The smart thing would be to have a table on the back of the box, showing "if you use a bulb ___ hours a day" and indicate both how long it takes to pay back the initial investment for the bulb and how much you'll save after that and how long the bulb will last being used that much. I use my bulbs eight hours a day at least, which means using a 25 watt CFL vs. a 100 watt incandescent saves me $2.34/month, and so even when the bulbs were $5 a piece and dying a few months after purchase, they were still saving me money. ...but the box didn't say that, because it was focused on something ridiculous like one hour a day of use, just so that they could claim the things would last 20 years. Maybe in sunny California people only use their bulbs one hour a day, but where I live, the skies are overcast all winter long and so if you don't turn on some lights in your house during the day you're going to end up with a sleep disorder.
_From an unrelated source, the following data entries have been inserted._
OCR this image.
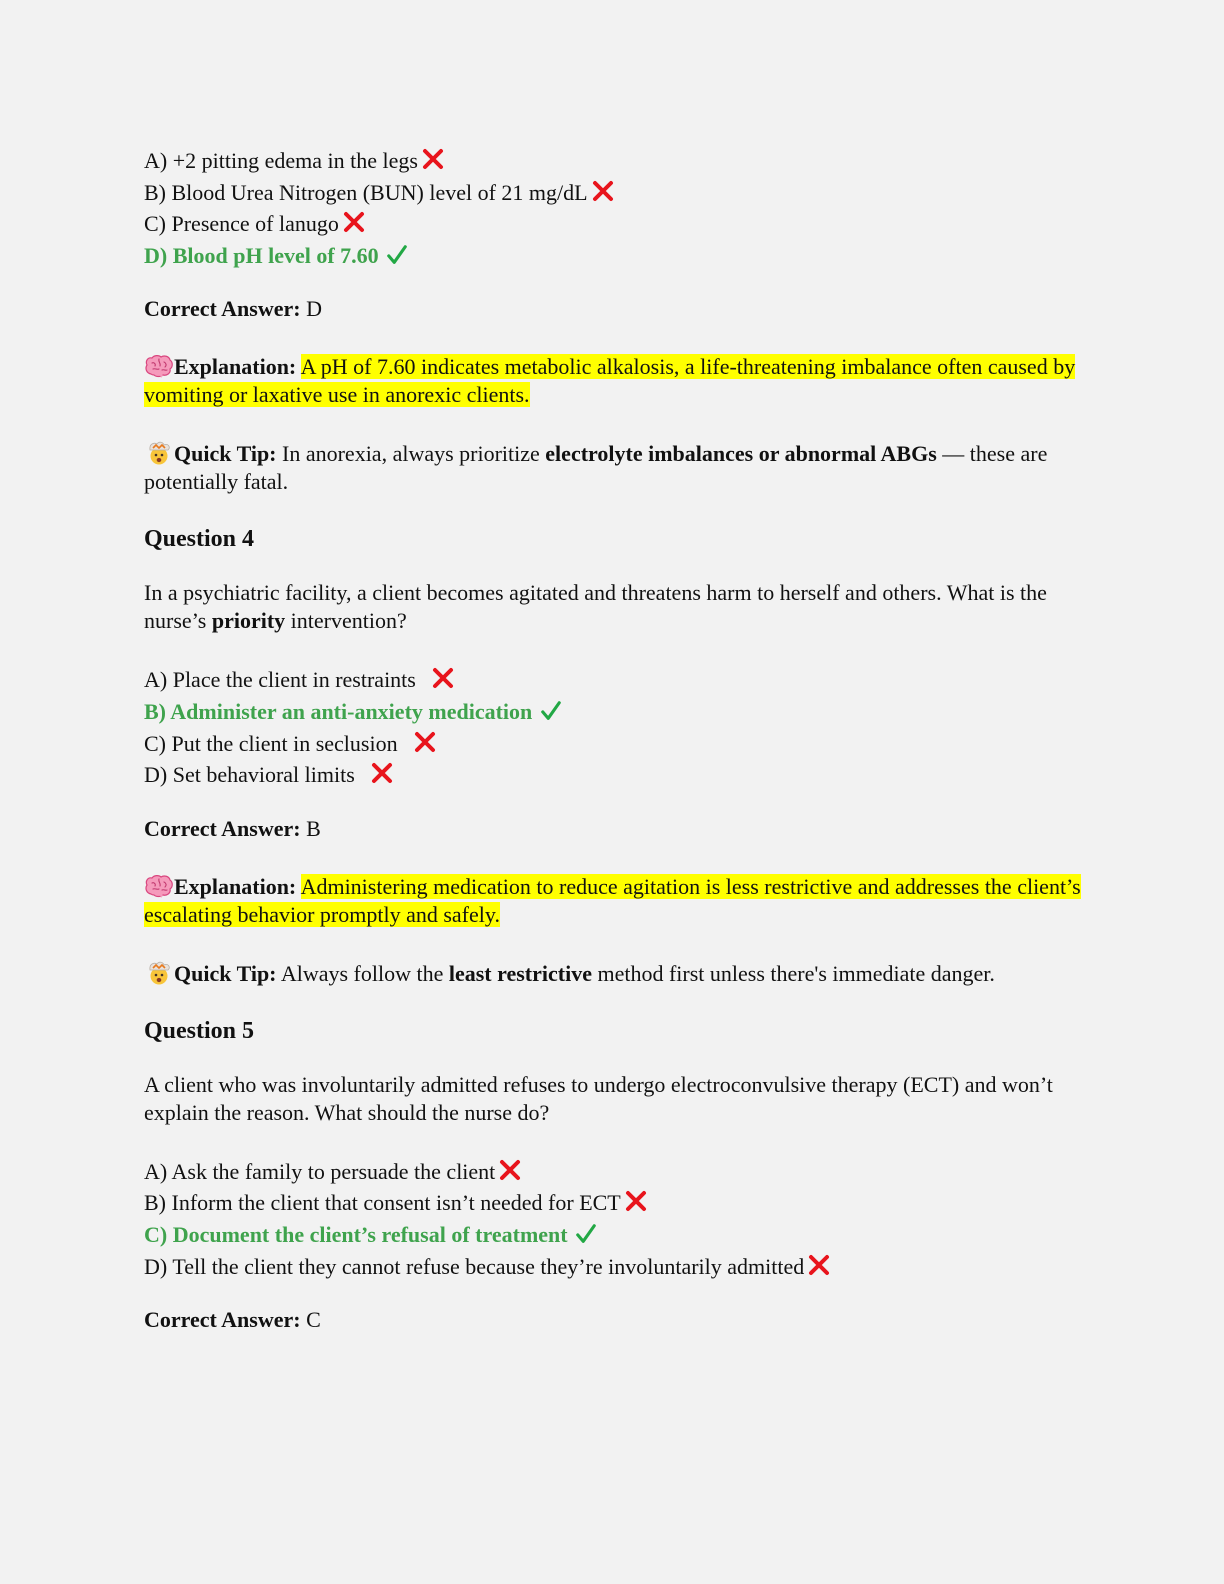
A) +2 pitting edema in the legs
B) Blood Urea Nitrogen (BUN) level of 21 mg/dL
C) Presence of lanugo
D) Blood pH level of 7.60
Correct Answer: D
Explanation: A pH of 7.60 indicates metabolic alkalosis, a life-threatening imbalance often caused by vomiting or laxative use in anorexic clients.
Quick Tip: In anorexia, always prioritize electrolyte imbalances or abnormal ABGs — these are potentially fatal.
Question 4
In a psychiatric facility, a client becomes agitated and threatens harm to herself and others. What is the nurse’s priority intervention?
A) Place the client in restraints
B) Administer an anti-anxiety medication
C) Put the client in seclusion
D) Set behavioral limits
Correct Answer: B
Explanation: Administering medication to reduce agitation is less restrictive and addresses the client’s escalating behavior promptly and safely.
Quick Tip: Always follow the least restrictive method first unless there's immediate danger.
Question 5
A client who was involuntarily admitted refuses to undergo electroconvulsive therapy (ECT) and won’t explain the reason. What should the nurse do?
A) Ask the family to persuade the client
B) Inform the client that consent isn’t needed for ECT
C) Document the client’s refusal of treatment
D) Tell the client they cannot refuse because they’re involuntarily admitted
Correct Answer: C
So people buy the bulbs which claim to last at least 10 years, use them 10 times as much as the people who wrote the info on the box assumed, and when the things die in six months (still earlier than indicated even in terms of lifetime hours, because just like the manufacturer underestimated daily usage, they also overestimated how many hours the bulb would last), they assume the bulbs were a waste of money and don't buy more.

Education only works if you're completely honest with people. Otherwise they detect some of your bullshit and assume everything else you said was bullshit too. Give them an expensive bulb that they're already adverse to buying due to the cost, tell them it'll last 10 years, then have it last not even as long as a cheap incandescent, and they're going to instantly forget any claims you made about it also saving them money on their electric bill. You already lied to them once, so they're not going to continue to trust other claims you make.

I imagine the reason this shit always comes down to passing a new law is because people just aren't that interested in education and choice. When they try education, they're not honestly wanting to educate so that people can choose what's best for them, they're trying to force someone to make the decision they want. So they exaggerate all of the positive features and completely fail to tell people what negative features to expect. It's manipulation, perhaps manipulation that is everyone's own best interest, but manipulation none the less. People don't like being manipulated, and so as soon as they catch on, they resist the "education" and go back to doing what they were doing before. So, having failed to control people with manipulation, they resort to controlling people with laws. It's the logical next step.